Vous-mêmes, vous participez constamment à ce dialogue entre permanence et innovation. Votre expérience et votre capacité de proposition, votre connaissance de la jurisprudence et votre habileté à l'infléchir sont l'image même d'une culture d'État.

Voilà pourquoi nous voulons d'un État qui dialogue, qui débat, qui intègre une réflexion de plus en plus complexe, et voilà pourquoi nous ne voulons pas d'un État technicien. Voilà pourquoi nous voulons d'un État qui pense sa propre histoire, et pas d'un État gestionnaire.
Vous l'avez compris, je ne crois pas à la postmodernité en politique.

Je ne crois pas que l'histoire de l'État soit achevée, et que notre marge d'action se réduise à en combiner les procédures, dans un bricolage de plus en plus frénétique et de plus en plus stérile.
Je crois au contraire que les conditions existent pour perpétuer la culture d'État à la française.

Depuis un quart de siècle, notre pays a traversé des périodes de doute et d'immobilisme. La frilosité des responsables, et la rigidité des structures ont débouché sur l'affaiblissement du pays.
Aujourd'hui, la volonté réformatrice a été replacée au coeur de l'Etat; elle exige une immense détermination de la part de tous ceux qui en ont la charge.

Aucun des grands domaines d'intervention de la puissance publique ne peut rester à l'écart de la réforme :
- ni la vie sociale, qui appelle la modernisation des règles de représentativité des organisations syndicales et la consolidation des régimes de protection sociale, notamment celui des retraites ;
- ni la vie économique, qui exige de nouvelles règles de gouvernance, une réduction de nos déficits et la relance des grands investissements d'avenir;
- ni la vie éducative, qui profite déjà des nouvelles libertés universitaires;
- ni la vie locale, qui appelle une simplification des compétences et des structures;
- ni la vie internationale enfin, avec la nouvelle dynamique insufflée à l'Union européenne et les progrès de la gouvernance mondiale.

L'Etat lui même se réforme, pour être plus efficace, plus économe et plus proche des usagers. L'immobilisme est inadmissible en cette matière où le gouvernement dispose de tous les leviers d'action.
Nous conduisons, dans le cadre d'une révision générale des politiques publiques, la rénovation de l'ensemble de l'appareil étatique - carte judiciaire, administration de la défense, administrations centrales, régionales et départementales, réseaux financiers ...
C'est d'abord au Gouvernement qu'il appartient de conduire cette mutation, mais il doit pouvoir compter sur tous ceux qui, dans les administrations de l'Etat, travaillent sous son autorité.

L'Etat doit viser la même exemplarité dans son rôle d'employeur que dans la conduite de ses politiques.
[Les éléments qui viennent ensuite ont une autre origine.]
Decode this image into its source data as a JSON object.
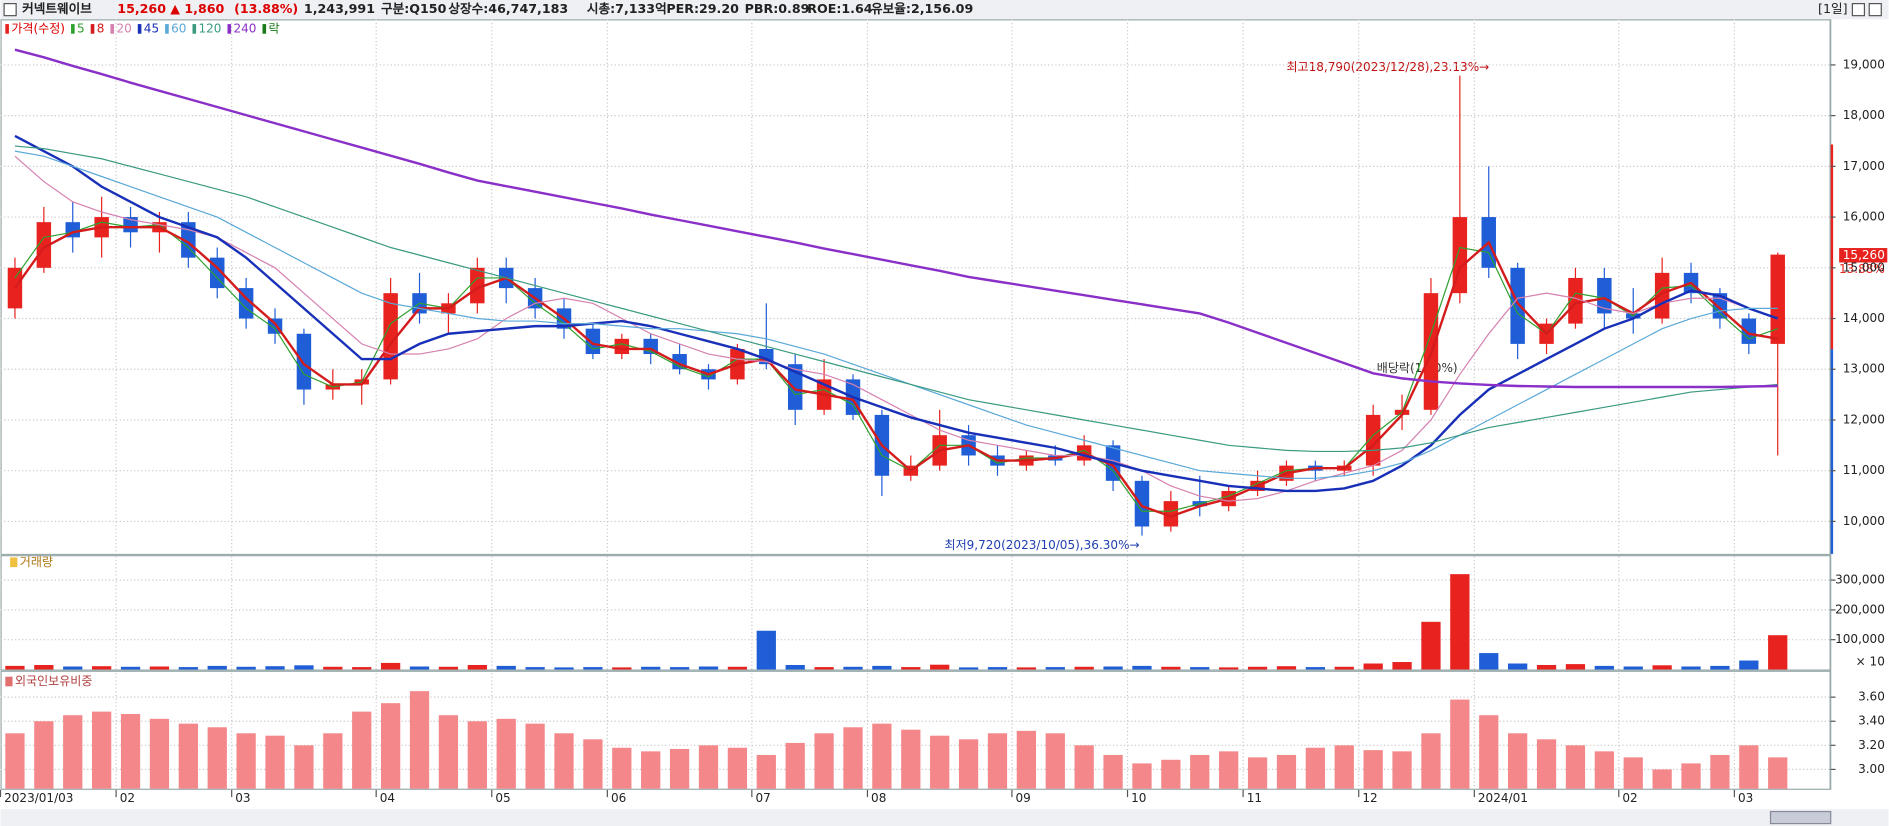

Il doit veiller en permanence à l'optimisation de ses structures et garantir à ceux qu'il emploie les conditions d'un travail efficace.
Chaque agent de l'Etat doit avoir l'ambition et la capacité d'incarner un rôle de progrès. Quant à ceux qui les encadrent, ils doivent porter encore plus haut cette ambition, et animer cette mobilisation avec d'autant plus d'énergie.
La rénovation du dialogue social au sein de la fonction publique, à laquelle le législateur vient de procéder après une concertation approfondie, doit permettre à l'ensemble des agents de l'Etat d'y contribuer.

Au niveau même des institutions, la stabilité de notre Ve République n'exclut pas la recherche d'un progrès dans le fonctionnement des pouvoirs.

Pour avoir été longtemps parlementaire, dans la majorité et dans l'opposition, et pour avoir siégé dans les deux chambres, je sais que le rééquilibrage des institutions va porter des effets positifs. Et je suis heureux que cette réforme de la Constitution permette désormais au Conseil d'Etat d'épauler les assemblées parlementaires dans l'élaboration de leurs propositions de lois.


Monsieur le Président,
Mesdames et Messieurs

Le Conseil d'Etat a apporté un concours irremplaçable à chacune des réformes que j'ai mentionnées. Il a su s'organiser pour accompagner le Gouvernement et le Parlement dans un processus de rénovation du droit.
Bien sûr, il arrive que le Gouvernement ne suive pas complètement les avis de votre assemblée générale. Mais ce n'est jamais à la légère. L'exemple récent de la loi sur la burqua illustre cette dialectique nécessaire entre la sécurité juridique et les faits de société qui poussent le législateur à intervenir.
Tout a été dit à ce propos par le rapport que vous m'avez remis.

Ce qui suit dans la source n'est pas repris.